The ATG conjugation systems are important for degradation of the inner autophagosomal membrane.
Kotaro Tsuboyama, Ikuko Koyama-Honda, Yuriko Sakamaki, Masato Koike, Hideaki Morishita, Noboru Mizushima
Science, 354, 1036-1041 (2016)




要 約


 オートファジーは細胞質におけるタンパク質の分解機構のおもなひとつである.栄養飢餓などによりオートファジーが誘導されると,オートファゴソームとよばれる脂質二重膜により細胞質が取り込まれ,これがリソソームと融合しオートリソソームになる.ATG結合系は,このオートファゴソームの形成の後期の過程において重要と考えられてきた.今回,筆者らは,ATG結合系を欠損した細胞においても,オートファゴソームに局在するSNAREタンパク質であるSTX17陽性のオートファゴソーム様の構造が低効率ながら形成されることを見い出した.これらの構造はリソソームと正常に融合したが,そののちのオートファゴソーム内膜の分解は顕著に遅延した.これらの結果から,ATG結合系はオートリソソームの形成には必須ではないが,オートファゴソームの内膜と外膜の分離にひきつづく内膜の効率的な分解に重要であることが示唆された.

はじめに


 内部に消化酵素を含み細胞におけるタンパク質分解に寄与するリソソームは,およそ半世紀まえに発見された.しかしその当時,分解されるべきタンパク質など細胞質に存在する基質がどのように脂質一重膜を介したリソソームの内部に送り届けられるのかは不明であった.この謎を解き明かしたのがオートファジーである.オートファジーはプロテアソームとならぶ,細胞質におけるタンパク質の分解機構である1-3).隔離膜とよばれる脂質膜の袋状の構造が伸長し細胞質の一部をとりかこむ.脂質膜の端が内膜と外膜とに分離することにより,脂質二重膜からなるオートファゴソームが形成される4).消化酵素を含むリソソームがオートファゴソーム外膜と融合すると,まず,外膜と内膜とのあいだにリソソームの内部の消化酵素が流入し,内膜のみが選択的に分解される.オートファゴソーム内膜の分解により,オートファゴソームに取り込まれた細胞質とリソソームの消化酵素とが出会い細胞質が分解される(図1).オートファジーは細胞質に存在する基質をリソソームの内部に送り届ける機構であることから,このオートファゴソーム内膜の分解という過程はきわめて重要である.

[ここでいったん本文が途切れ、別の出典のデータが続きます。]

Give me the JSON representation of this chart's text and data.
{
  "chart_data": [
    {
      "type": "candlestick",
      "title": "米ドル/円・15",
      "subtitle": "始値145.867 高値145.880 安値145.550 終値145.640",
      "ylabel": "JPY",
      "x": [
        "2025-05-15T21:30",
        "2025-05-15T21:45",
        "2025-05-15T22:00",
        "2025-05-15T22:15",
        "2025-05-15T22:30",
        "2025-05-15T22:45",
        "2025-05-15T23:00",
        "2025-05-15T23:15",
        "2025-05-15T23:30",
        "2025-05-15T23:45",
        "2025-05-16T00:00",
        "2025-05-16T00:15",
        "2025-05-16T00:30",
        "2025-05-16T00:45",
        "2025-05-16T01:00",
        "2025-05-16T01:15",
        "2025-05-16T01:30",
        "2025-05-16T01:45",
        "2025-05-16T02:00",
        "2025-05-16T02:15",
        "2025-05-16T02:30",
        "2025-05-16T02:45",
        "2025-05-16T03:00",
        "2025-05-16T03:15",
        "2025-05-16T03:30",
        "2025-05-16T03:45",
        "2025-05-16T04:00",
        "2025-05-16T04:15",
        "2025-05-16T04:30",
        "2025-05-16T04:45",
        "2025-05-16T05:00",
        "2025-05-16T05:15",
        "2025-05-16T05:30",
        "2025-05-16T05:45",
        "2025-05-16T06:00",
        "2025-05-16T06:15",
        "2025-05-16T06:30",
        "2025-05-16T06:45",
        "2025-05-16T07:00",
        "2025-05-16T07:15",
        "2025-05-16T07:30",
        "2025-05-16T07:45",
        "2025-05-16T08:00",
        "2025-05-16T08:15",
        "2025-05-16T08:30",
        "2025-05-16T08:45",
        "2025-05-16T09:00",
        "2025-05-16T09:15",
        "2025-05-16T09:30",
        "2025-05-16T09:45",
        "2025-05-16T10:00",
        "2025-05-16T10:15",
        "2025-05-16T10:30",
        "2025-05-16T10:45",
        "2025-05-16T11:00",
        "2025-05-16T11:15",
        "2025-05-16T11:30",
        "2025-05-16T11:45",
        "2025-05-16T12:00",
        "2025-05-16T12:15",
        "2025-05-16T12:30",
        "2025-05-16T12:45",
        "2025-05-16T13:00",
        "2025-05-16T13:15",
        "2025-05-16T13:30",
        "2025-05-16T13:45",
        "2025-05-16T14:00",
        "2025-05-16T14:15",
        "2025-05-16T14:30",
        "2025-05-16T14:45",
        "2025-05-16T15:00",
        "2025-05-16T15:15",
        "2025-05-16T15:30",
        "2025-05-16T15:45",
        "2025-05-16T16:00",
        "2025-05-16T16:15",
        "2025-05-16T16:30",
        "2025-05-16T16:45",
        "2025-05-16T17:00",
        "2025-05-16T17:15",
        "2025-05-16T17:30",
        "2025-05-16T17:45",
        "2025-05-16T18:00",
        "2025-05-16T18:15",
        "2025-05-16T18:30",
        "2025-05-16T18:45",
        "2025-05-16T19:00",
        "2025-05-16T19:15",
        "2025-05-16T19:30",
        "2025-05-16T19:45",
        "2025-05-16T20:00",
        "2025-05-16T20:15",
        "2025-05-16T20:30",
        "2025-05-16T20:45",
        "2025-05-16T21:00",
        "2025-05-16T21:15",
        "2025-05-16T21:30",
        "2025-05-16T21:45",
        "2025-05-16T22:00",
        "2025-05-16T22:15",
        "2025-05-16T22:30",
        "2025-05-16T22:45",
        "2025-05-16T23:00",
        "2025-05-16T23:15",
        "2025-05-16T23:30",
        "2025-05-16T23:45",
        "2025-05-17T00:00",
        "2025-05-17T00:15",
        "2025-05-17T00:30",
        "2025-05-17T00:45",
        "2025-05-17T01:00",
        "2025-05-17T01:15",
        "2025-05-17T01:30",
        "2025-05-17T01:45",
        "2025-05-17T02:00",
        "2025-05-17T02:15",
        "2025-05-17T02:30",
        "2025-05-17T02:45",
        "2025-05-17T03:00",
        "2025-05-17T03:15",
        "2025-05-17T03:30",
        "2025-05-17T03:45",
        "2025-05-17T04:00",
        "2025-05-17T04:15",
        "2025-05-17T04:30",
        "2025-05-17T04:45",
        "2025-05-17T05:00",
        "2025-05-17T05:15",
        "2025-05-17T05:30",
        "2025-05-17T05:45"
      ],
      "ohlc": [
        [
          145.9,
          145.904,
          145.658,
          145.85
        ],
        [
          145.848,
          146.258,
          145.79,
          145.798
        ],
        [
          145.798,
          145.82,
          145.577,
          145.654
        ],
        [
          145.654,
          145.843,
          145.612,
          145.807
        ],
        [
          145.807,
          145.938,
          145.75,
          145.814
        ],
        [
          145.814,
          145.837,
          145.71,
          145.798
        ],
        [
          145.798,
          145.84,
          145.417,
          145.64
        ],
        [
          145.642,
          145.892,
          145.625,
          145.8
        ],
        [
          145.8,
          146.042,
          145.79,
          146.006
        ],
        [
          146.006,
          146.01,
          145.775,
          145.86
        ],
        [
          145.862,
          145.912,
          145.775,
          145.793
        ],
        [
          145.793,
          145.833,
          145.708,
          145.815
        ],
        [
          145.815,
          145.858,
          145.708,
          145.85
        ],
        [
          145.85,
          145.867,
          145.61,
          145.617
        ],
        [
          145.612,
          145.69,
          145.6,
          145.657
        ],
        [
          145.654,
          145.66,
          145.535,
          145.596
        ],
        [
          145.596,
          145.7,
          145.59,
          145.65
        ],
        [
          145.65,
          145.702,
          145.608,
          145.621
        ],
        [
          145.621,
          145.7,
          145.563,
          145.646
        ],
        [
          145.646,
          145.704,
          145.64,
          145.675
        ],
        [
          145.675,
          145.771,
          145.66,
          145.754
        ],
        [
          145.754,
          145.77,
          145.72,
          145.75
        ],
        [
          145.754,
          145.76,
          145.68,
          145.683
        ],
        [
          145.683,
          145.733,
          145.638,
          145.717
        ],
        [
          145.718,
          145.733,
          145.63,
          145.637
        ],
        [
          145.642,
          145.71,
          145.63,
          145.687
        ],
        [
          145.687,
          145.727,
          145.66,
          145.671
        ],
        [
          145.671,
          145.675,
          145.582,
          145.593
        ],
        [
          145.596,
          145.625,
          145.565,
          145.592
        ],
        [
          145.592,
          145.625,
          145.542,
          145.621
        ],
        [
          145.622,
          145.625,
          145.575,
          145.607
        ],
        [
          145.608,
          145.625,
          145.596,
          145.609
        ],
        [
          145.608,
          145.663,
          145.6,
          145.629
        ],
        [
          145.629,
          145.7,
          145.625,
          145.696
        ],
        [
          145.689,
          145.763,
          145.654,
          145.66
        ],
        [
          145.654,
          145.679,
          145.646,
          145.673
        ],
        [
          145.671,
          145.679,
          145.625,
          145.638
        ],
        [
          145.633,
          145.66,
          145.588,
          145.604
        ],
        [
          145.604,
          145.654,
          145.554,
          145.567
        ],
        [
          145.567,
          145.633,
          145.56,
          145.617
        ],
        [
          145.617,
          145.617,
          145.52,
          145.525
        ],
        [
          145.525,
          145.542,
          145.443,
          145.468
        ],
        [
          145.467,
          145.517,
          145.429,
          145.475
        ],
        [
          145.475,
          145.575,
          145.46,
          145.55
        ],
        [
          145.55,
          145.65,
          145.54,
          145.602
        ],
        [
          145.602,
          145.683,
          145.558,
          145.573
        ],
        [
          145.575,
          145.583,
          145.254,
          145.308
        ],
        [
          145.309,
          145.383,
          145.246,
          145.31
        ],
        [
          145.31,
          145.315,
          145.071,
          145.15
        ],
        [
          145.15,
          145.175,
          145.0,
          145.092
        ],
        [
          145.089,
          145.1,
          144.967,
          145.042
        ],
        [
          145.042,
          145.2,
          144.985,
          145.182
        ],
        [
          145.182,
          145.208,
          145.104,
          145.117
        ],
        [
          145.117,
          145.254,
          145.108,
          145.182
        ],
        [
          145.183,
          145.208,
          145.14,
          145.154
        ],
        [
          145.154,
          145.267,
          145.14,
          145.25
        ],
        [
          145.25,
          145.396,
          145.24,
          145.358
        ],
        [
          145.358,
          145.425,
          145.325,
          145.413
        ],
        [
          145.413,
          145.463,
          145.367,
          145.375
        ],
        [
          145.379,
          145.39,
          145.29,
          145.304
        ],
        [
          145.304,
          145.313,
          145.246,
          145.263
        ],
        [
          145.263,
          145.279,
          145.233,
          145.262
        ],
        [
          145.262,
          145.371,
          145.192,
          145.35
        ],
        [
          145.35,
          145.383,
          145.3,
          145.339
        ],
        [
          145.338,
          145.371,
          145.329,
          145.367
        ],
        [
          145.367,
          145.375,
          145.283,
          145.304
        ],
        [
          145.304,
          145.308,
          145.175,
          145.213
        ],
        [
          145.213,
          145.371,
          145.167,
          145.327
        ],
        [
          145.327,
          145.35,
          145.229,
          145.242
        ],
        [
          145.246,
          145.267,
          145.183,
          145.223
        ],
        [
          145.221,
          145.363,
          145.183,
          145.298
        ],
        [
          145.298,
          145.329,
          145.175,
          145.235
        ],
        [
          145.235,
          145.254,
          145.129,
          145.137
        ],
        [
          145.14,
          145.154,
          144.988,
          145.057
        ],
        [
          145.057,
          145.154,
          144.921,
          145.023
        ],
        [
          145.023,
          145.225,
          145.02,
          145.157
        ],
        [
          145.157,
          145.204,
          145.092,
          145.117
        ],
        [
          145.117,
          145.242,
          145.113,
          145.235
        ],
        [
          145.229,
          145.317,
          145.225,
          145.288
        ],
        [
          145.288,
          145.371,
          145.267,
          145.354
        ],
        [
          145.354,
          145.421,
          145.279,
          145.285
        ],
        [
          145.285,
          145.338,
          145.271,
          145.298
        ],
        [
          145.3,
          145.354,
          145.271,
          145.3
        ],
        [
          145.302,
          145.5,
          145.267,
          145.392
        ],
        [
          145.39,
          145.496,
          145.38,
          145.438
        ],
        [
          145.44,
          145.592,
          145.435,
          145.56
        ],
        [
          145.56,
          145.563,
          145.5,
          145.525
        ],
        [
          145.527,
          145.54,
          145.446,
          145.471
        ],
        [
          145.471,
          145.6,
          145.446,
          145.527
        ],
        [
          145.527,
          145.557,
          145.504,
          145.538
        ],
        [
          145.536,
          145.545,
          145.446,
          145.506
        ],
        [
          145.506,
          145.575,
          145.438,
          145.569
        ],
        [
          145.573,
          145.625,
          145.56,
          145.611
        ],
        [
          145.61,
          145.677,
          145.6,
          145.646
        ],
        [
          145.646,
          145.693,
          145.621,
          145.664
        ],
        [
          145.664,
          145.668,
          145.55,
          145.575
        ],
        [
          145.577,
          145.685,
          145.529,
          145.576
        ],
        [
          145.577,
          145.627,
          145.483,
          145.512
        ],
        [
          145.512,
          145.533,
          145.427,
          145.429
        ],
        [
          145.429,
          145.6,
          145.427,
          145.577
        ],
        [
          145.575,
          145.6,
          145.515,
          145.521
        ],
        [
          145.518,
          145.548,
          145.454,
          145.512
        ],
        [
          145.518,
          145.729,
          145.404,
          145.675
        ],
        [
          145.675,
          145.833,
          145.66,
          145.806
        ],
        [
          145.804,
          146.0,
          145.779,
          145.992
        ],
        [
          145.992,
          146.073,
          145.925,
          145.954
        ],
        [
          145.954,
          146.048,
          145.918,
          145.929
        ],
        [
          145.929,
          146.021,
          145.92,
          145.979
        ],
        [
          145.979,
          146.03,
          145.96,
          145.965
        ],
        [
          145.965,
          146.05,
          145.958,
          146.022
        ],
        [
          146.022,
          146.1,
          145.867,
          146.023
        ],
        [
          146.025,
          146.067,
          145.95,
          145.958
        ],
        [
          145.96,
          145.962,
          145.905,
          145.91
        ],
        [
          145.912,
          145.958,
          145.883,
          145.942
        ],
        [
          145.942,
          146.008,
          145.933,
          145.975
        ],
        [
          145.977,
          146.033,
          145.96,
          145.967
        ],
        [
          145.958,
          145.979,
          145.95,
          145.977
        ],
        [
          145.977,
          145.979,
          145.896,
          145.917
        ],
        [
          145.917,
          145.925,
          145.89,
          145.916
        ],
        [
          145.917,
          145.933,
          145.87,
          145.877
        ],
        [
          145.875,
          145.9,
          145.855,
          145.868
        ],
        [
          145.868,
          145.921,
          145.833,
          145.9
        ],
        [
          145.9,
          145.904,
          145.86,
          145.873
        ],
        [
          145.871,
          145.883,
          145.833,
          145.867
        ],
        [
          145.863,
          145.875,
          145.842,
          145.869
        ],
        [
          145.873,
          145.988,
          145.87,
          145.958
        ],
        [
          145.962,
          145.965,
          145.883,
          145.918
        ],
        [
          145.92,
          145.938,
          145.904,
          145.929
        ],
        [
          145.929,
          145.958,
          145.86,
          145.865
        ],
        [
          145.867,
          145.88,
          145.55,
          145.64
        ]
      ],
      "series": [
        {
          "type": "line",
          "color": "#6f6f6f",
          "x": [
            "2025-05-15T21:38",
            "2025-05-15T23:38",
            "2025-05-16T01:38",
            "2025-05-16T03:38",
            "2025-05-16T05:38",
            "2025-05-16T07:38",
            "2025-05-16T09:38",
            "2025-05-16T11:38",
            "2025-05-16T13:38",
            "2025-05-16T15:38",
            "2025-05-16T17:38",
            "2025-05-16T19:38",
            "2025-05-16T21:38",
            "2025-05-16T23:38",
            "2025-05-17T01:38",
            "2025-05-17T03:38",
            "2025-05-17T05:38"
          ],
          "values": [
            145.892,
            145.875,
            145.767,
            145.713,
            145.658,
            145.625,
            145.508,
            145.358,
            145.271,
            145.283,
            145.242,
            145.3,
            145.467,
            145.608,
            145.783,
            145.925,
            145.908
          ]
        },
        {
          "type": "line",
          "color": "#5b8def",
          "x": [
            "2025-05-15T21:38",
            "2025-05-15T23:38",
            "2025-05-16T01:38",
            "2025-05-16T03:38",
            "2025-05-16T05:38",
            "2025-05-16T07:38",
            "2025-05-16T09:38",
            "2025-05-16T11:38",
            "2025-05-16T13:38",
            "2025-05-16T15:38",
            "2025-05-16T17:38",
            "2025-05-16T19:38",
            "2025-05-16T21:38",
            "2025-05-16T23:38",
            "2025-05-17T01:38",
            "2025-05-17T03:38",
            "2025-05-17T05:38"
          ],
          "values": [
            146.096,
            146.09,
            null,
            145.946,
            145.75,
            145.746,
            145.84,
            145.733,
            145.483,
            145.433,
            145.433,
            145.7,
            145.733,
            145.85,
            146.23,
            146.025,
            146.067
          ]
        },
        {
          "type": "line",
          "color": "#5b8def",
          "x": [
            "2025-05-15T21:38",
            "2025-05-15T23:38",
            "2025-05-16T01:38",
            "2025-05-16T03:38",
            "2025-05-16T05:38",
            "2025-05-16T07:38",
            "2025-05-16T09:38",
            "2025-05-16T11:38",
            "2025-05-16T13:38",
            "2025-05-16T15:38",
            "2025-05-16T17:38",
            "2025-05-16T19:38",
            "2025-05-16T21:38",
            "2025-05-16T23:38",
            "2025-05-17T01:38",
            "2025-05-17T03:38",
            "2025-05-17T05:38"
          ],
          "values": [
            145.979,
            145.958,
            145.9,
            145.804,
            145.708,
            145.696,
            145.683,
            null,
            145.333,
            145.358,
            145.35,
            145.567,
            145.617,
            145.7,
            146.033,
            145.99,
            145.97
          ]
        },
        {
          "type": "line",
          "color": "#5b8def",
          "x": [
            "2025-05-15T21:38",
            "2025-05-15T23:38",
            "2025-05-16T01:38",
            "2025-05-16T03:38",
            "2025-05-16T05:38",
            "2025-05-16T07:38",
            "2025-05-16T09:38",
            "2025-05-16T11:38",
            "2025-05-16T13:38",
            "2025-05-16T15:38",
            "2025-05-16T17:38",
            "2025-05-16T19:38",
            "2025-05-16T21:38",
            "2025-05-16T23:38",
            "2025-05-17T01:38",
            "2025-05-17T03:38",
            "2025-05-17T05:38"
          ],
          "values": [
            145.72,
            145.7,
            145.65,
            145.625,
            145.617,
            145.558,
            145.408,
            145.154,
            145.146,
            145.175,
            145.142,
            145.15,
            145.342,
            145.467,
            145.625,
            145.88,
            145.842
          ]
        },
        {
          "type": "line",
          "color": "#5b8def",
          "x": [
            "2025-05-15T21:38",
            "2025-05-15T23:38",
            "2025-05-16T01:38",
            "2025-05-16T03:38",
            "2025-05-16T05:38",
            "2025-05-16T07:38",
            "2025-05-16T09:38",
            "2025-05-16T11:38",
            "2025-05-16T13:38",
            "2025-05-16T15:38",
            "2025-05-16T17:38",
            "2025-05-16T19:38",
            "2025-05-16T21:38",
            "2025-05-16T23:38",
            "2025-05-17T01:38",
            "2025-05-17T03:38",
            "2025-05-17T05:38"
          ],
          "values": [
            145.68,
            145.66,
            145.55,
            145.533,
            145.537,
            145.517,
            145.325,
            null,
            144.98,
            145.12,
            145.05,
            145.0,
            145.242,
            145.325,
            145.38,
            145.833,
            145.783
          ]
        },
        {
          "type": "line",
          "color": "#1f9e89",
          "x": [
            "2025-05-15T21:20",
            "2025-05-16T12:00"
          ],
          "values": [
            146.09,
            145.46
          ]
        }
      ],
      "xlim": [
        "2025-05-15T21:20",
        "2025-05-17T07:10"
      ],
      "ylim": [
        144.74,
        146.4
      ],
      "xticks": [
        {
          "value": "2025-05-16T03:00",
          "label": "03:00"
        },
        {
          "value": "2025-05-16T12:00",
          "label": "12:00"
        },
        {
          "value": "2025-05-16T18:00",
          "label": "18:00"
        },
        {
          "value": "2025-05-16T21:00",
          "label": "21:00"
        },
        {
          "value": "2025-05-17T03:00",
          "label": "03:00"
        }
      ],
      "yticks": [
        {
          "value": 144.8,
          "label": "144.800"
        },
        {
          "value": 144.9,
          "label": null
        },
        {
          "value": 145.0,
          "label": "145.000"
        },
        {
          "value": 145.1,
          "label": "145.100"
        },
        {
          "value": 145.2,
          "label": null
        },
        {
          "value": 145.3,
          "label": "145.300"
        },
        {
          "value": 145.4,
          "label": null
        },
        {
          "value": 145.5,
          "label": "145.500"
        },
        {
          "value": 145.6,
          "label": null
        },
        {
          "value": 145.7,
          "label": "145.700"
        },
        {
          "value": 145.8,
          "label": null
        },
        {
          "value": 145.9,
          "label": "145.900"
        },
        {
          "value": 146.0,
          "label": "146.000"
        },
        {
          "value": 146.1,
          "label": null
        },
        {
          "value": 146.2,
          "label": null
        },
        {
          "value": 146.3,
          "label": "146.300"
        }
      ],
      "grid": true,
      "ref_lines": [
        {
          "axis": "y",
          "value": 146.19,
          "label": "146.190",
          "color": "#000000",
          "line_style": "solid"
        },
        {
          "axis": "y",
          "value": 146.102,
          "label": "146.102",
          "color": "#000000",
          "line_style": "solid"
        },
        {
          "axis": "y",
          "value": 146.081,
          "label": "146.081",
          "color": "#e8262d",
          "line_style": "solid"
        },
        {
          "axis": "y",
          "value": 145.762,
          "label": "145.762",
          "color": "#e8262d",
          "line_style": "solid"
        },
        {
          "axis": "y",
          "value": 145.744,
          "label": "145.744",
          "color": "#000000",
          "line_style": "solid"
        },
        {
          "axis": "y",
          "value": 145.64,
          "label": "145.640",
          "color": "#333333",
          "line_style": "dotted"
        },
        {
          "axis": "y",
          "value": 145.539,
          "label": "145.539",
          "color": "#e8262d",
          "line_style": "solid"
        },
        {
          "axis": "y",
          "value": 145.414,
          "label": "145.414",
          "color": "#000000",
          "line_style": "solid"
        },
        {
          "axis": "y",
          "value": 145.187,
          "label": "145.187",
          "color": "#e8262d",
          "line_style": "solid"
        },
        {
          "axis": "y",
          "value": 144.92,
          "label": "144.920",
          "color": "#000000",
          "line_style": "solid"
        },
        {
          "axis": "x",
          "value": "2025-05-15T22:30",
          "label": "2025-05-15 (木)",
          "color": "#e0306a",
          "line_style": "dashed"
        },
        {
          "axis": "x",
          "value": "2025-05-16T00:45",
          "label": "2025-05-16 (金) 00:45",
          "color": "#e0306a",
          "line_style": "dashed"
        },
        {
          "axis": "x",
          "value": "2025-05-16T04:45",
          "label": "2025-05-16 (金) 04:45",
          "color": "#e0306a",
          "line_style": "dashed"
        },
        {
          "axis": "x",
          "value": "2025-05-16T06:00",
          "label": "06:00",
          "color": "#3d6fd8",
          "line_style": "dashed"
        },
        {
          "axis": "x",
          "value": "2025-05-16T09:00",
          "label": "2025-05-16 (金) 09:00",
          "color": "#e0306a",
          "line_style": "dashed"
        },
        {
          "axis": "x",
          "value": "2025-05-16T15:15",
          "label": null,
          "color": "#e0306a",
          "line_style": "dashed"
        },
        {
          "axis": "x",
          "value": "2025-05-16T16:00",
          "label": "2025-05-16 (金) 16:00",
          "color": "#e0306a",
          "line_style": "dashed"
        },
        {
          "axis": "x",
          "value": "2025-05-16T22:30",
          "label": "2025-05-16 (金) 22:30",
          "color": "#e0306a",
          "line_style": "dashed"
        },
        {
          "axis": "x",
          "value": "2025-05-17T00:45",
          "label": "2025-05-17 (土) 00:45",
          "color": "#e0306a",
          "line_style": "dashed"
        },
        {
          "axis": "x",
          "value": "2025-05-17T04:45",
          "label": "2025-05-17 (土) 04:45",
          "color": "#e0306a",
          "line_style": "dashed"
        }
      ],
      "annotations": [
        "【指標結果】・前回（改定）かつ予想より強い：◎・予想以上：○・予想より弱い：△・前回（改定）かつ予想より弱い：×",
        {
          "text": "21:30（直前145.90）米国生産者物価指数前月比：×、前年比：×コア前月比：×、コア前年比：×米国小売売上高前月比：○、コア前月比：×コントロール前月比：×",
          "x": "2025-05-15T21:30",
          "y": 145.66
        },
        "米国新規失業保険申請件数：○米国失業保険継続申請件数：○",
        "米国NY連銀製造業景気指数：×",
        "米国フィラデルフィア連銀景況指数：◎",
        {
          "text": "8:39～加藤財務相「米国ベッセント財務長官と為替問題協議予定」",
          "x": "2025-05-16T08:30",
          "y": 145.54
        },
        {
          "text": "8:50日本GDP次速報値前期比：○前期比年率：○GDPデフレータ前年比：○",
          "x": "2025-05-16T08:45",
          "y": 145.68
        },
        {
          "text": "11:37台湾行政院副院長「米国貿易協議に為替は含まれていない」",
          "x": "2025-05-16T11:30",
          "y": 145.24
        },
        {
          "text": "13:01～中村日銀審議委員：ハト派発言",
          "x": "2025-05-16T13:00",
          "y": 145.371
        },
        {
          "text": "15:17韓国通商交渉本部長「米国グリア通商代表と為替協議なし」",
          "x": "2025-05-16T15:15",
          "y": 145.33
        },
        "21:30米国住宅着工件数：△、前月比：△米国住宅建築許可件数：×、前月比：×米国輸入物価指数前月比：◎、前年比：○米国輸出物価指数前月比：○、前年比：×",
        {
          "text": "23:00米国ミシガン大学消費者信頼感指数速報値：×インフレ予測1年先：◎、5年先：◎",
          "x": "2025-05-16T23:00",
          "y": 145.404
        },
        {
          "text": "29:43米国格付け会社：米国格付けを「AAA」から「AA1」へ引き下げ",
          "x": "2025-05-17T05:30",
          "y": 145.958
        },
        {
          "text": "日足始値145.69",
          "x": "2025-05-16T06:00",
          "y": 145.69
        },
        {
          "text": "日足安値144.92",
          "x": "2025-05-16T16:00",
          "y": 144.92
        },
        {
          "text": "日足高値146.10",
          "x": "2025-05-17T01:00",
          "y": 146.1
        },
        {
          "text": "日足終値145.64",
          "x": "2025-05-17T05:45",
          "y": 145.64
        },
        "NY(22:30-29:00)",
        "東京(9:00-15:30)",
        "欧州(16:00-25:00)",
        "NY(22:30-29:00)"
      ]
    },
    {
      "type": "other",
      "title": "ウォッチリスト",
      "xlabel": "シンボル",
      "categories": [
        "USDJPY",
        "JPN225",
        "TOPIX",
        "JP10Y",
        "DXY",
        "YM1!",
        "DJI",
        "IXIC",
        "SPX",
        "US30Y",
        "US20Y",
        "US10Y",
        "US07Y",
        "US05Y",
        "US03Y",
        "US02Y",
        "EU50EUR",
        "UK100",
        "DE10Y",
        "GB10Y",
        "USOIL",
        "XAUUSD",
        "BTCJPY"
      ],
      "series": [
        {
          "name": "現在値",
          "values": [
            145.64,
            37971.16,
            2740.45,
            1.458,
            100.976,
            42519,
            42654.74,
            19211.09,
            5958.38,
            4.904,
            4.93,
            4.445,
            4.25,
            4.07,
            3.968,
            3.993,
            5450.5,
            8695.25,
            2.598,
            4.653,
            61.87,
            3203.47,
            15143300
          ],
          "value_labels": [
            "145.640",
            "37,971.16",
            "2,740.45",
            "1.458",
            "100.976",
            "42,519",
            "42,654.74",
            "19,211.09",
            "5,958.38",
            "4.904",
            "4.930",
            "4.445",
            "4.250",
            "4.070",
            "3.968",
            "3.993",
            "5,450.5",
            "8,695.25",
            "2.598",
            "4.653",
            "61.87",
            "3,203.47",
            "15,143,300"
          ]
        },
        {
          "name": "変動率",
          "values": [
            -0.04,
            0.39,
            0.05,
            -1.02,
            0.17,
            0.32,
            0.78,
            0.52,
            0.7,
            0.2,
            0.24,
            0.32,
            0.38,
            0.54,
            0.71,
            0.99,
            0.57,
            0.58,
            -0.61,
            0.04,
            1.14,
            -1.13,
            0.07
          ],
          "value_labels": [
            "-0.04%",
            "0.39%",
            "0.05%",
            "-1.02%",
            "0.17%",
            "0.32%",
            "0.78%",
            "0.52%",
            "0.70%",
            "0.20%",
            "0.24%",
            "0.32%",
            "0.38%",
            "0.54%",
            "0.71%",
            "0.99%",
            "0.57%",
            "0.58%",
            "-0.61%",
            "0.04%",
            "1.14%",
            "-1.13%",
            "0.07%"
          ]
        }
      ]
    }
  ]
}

 オートファゴソームの形成には,ユビキチン様タンパク質であるATG12およびLC3(出芽酵母においては,ATG8)のATG結合系が重要であることが知られている5)図1).ATG12およびATG8は,ユビキチン結合系と同様に,ユビキチン活性化酵素様酵素であるATG7,ユビキチン結合酵素様酵素であるATG10およびATG3によりそれぞれ触媒され,共有結合によりATG5およびホスファチジルエタノールアミンと結合する.これらATG結合系を欠損した細胞においては最終産物であるLC3-ホスファチジルエタノールアミン複合体が産生されず,オートリソソームはほとんど観察されないものの,隔離膜や二重膜のオートファゴソーム様の構造が多く観察される6,7).このことから,ATG結合系はオートファゴソームの閉鎖および完成に必要であろうと推測されていた.しかしながら,ATG結合系を欠損した細胞にはオートファゴソームの実用的なマーカータンパク質であるLC3がオートファゴソーム膜に存在しないためこれ以上の解析が進まず,隔離膜がどのような運命をたどるのかは不明であった.この研究においては,近年,筆者らの研究グループが発表した,オートファゴソームに局在するSNAREタンパク質であるSTX17 8)新着論文レビュー でも掲載)をオートファゴソームのマーカーとして,ATG結合系を欠損した細胞において隔離膜の運命を解析した.

1.オートファゴソームの一生


 哺乳類細胞におけるオートファゴソームの成熟の過程について調べるため,古典的な隔離膜およびオートファゴソームのマーカーであるLC3と,オートファゴソームに関連するSNAREタンパク質であるSTX17を用いて,野生型の細胞を用いて蛍光により生細胞を観察した.伸張の過程にある隔離膜はおもに楕円状(実際は,3次元の楕円体)で,LC3陽性であったがSTX17陰性であった.そののち,隔離膜が閉鎖してオートファゴソームが正円(実際は,3次元の球)になる前後において,STX17のシグナルが陽性になった.このオートファゴソームの形状の変化は内膜と外膜との分離に起因するのではないかと推測された.
 オートファゴソームとリソソームとの融合の過程について観察するため,STX17とリソソームのマーカーであるLAMP1および酸性コンパートメントのマーカーであるLysoTracker Redを用いて同様に生細胞を観察した.STX17がオートファゴソームに局在したのち,小さな複数のLAMP1陽性のリソソームがそこに融合し,オートファゴソームがLAMP1陽性になるようすが観察された.リソソームが融合するタイミングにおいて,LysoTrackerのシグナルがSTX17と重なりリング状に現われた.これは,オートファゴソームの内膜と外膜とのあいだがさきんじて酸性化されるようすを表わす.その約7分後,LysoTrackerのリング状のシグナルは内部の均一なシグナルに変化した.これは,オートファゴソーム内膜が分解され,リソソームの内部の消化酵素がオートファゴソームの内部に注入された過程を示す.その約2分後,STX17はオートファゴソームから解離した.このように,哺乳類細胞におけるオートファゴソームの一生,とくに,これまであまり解析されていなかった成熟の過程が生細胞の観察により示された.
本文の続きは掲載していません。